The films play silently on three white walls of the small, bare gallery space, inviting viewers to quietly contemplate the artist’s flirtations with disaster. In Fall 2, we watch as Ader, cycling down the streets of Amsterdam, suddenly and deliberately steers his bicycle into a nearby canal. In Broken Fall (Organic), the drop is more drawn-out: he moves further and further out onto the branch of a tall tree, eventually dropping into a stream below. Also included in an adjoining room is the famed I’m Too Sad To Tell You, a close-up of the artist’s face as he struggles to convey a difficult piece of news. Sitting in pitch-darkness across from Ader’s life-sized image on a television screen, as he vacillates between pained sobs and attempts at self-composure, we feel ourselves to be part of an intimate conversation. In all four films, the viewer is invited to engage directly with Ader in a sympathy that is heightened by complete silence.
In a somewhat convoluted press release for the exhibition, France Choinière claims that Ader’s work “sets out to render a generic depiction of Romantic emotions through the conceptual experience of staging them.” The emotions she is referring to are the terrible awe and trepidation that one experiences when confronted with the sublime, that quality of sheer magnitude and power usually ascribed to forces of nature. The Romantics believed that a bewildering confrontation with the sublime led one to a state of enlightenment crucial to the creative process. But Ader’s art, rather than a creative product of awe and terror, is a depiction of the artist actually experiencing these feelings. Setting himself up for a fall, he portrays himself being literally overcome by the sublime forces of gravity. I’m Too Sad To Tell You, while ostensibly of a different nature than the other films, shows the artist similarly conquered by another force – that of overpowering grief.
In each of the Fall films, Ader’s demise results from a curious mixture of his own action and superior forces – he is thus the hero of a sort of highly literal miniature tragedy. In Fall 1, for example, though he sits himself in a rickety chair on the roof of a two-story home, it is decidedly gravity that pulls him down into the shrubbery. As spectators, we are helpless to prevent the tragic climax, and can only cringe as our hero surrenders to the inevitable. Despite this, the atmosphere of the films is far from somber. Ader performs his stunts with a slapstick theatricality that recalls the silent comedy of Charlie Chaplin; in Broken Fall (Geometric), he leans precariously to the side repeatedly before toppling onto a wooden sign, as we knew he eventually would. By toying with viewers’ expectations, Ader forms a relationship between hero and spectator that prevents the conceptual aspect of his work from being isolating.

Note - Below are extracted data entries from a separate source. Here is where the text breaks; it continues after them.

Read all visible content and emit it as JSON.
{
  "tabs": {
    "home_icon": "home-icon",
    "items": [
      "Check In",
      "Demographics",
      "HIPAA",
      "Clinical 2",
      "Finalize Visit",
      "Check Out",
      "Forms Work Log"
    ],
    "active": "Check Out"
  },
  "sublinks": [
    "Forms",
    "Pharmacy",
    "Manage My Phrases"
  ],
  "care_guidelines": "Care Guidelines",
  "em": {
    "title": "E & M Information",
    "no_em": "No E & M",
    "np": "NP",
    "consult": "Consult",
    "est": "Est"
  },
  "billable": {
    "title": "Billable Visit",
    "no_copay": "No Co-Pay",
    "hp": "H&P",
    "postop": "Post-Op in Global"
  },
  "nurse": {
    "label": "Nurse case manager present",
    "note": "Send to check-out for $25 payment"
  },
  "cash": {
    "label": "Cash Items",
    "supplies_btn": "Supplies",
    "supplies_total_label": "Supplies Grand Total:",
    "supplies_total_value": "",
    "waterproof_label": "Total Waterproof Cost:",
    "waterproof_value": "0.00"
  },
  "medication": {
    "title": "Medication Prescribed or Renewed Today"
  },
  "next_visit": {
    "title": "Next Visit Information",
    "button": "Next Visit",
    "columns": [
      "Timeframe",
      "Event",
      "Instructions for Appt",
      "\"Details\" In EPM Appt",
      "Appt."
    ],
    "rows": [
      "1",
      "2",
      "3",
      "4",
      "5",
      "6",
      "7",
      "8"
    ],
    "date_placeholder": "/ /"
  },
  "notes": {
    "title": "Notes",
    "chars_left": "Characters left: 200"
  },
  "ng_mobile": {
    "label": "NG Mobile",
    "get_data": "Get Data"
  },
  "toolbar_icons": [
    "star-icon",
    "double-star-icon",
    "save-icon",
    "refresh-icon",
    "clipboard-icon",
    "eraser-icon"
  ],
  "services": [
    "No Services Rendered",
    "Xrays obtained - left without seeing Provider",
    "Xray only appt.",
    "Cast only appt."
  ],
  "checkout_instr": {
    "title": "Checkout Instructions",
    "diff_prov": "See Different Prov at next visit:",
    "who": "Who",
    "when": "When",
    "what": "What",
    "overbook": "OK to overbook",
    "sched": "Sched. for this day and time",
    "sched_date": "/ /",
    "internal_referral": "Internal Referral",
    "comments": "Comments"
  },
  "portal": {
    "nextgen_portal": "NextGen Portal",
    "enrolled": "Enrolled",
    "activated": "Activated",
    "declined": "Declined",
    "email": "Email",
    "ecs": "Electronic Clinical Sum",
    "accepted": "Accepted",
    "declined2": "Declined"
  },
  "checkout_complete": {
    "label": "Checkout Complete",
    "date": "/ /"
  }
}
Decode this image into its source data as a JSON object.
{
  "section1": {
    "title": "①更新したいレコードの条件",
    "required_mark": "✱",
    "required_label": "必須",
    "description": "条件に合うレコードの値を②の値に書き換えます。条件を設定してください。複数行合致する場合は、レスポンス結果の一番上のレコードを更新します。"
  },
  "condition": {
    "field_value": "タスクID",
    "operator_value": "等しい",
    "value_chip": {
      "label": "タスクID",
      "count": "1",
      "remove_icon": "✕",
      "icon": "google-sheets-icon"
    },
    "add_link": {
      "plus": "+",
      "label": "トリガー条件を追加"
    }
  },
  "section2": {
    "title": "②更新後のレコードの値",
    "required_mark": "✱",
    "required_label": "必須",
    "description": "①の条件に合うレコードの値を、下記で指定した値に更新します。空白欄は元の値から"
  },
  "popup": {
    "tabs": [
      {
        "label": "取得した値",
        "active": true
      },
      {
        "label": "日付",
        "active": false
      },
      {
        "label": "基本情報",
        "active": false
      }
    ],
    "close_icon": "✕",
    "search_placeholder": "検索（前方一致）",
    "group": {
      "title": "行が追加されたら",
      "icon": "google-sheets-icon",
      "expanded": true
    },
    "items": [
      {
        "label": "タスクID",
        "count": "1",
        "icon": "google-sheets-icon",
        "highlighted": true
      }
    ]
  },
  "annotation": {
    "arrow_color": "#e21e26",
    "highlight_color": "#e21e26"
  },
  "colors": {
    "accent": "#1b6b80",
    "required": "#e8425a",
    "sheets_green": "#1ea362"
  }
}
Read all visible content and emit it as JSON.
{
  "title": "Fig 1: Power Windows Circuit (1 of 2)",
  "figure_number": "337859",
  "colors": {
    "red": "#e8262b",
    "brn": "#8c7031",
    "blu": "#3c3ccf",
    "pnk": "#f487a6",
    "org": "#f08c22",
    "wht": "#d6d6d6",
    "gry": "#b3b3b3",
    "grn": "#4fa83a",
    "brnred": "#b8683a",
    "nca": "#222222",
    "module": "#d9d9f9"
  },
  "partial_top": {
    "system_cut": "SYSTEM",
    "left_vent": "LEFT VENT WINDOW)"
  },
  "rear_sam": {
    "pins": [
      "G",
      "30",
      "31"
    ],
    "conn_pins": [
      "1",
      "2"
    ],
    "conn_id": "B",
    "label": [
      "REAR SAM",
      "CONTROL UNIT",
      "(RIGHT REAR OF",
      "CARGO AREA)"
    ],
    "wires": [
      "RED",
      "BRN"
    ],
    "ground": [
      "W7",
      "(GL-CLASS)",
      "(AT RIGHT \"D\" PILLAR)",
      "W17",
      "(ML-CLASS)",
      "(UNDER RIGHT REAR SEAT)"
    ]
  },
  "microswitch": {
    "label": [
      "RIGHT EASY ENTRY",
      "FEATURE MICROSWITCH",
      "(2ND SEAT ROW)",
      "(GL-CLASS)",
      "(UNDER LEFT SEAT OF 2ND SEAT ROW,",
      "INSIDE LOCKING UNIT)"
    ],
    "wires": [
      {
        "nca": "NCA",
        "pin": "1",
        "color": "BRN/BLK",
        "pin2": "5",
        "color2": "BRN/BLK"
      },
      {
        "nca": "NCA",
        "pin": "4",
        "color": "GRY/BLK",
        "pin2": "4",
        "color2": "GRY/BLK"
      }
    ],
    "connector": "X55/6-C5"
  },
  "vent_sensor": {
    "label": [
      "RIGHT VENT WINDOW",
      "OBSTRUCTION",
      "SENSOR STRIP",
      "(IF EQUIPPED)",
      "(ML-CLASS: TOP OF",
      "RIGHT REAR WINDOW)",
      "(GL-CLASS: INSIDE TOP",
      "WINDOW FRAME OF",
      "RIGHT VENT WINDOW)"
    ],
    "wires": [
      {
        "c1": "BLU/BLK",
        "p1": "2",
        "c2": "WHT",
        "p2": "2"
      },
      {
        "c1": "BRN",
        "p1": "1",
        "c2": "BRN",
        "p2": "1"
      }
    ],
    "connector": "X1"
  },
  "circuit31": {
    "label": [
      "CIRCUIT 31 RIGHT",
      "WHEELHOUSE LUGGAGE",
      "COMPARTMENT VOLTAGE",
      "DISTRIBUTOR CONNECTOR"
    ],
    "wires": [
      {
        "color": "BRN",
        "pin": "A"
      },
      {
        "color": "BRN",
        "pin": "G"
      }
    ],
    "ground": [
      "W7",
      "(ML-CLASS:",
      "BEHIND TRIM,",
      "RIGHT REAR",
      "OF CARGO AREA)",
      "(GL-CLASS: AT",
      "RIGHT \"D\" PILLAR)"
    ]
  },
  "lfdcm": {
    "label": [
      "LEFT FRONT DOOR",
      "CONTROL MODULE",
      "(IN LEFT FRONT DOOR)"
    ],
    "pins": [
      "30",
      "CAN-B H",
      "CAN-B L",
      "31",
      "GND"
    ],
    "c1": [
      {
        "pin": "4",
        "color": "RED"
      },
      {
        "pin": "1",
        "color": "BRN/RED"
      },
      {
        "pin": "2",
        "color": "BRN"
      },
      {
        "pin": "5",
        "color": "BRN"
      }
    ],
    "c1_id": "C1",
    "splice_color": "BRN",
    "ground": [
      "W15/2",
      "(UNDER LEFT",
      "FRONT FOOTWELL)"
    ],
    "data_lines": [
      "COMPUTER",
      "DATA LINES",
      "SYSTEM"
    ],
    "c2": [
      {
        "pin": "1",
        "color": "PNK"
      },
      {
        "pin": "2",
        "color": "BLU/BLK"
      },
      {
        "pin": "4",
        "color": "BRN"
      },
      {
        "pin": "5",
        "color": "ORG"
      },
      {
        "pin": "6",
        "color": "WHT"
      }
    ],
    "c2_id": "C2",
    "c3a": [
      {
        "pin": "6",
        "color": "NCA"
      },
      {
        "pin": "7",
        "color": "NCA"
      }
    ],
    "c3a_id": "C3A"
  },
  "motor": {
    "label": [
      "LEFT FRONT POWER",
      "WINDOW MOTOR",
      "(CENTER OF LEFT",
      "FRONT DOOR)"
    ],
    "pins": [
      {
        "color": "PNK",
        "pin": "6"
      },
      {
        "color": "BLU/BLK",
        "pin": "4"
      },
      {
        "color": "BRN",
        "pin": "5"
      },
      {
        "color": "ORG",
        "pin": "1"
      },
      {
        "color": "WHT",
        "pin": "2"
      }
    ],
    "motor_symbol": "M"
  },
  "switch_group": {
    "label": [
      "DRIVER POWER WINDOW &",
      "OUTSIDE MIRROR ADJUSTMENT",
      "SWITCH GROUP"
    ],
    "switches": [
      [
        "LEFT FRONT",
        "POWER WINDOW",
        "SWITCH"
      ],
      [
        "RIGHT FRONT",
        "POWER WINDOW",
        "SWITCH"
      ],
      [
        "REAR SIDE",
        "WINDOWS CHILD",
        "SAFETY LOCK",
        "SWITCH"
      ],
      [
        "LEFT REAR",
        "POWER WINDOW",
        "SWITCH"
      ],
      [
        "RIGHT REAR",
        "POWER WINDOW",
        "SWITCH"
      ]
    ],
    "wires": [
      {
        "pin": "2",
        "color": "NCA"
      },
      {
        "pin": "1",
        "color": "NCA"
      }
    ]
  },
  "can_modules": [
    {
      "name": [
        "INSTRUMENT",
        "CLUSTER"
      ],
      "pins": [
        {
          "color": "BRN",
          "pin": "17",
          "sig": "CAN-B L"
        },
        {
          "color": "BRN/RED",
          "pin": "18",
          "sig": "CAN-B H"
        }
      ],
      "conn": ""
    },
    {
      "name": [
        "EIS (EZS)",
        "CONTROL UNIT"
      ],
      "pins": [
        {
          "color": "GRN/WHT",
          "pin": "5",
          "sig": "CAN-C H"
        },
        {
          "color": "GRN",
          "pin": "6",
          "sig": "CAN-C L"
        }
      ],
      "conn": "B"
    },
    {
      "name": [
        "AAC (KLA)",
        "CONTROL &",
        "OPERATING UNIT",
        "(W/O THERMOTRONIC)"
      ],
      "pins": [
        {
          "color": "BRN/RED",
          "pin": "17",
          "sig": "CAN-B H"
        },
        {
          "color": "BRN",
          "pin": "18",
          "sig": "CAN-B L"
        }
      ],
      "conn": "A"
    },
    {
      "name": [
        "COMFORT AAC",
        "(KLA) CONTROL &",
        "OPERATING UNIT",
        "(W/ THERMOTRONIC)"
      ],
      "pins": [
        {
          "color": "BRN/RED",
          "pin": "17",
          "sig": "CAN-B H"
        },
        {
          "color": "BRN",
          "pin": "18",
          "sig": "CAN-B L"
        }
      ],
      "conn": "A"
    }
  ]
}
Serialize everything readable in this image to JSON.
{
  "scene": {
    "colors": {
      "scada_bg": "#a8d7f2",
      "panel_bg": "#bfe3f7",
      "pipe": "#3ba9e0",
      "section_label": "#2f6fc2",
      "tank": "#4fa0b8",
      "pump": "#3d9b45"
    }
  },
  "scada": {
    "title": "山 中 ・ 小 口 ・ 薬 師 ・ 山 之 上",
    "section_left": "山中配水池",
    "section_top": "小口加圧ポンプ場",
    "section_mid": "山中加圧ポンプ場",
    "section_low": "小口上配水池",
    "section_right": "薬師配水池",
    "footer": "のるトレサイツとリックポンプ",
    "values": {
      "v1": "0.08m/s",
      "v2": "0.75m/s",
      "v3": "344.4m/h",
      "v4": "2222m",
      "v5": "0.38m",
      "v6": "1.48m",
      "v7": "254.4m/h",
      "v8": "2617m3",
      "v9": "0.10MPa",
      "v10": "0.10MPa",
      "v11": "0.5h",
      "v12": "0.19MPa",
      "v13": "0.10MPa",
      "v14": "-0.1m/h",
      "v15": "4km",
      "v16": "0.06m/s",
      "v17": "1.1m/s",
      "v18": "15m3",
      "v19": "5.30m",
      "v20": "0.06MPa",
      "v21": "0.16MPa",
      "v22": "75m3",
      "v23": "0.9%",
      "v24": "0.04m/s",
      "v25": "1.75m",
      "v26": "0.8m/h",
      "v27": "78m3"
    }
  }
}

It is this element of human connection that makes the films oddly compelling, intellectual considerations aside. Ader’s silent falls, unmistakably deliberate, suggest the ways in which human beings are both fearful of and responsible for their own acts of falling – falling in love, falling out of love, falling from grace. Like Ader, after plummeting, we can do nothing but brace ourselves against the impact.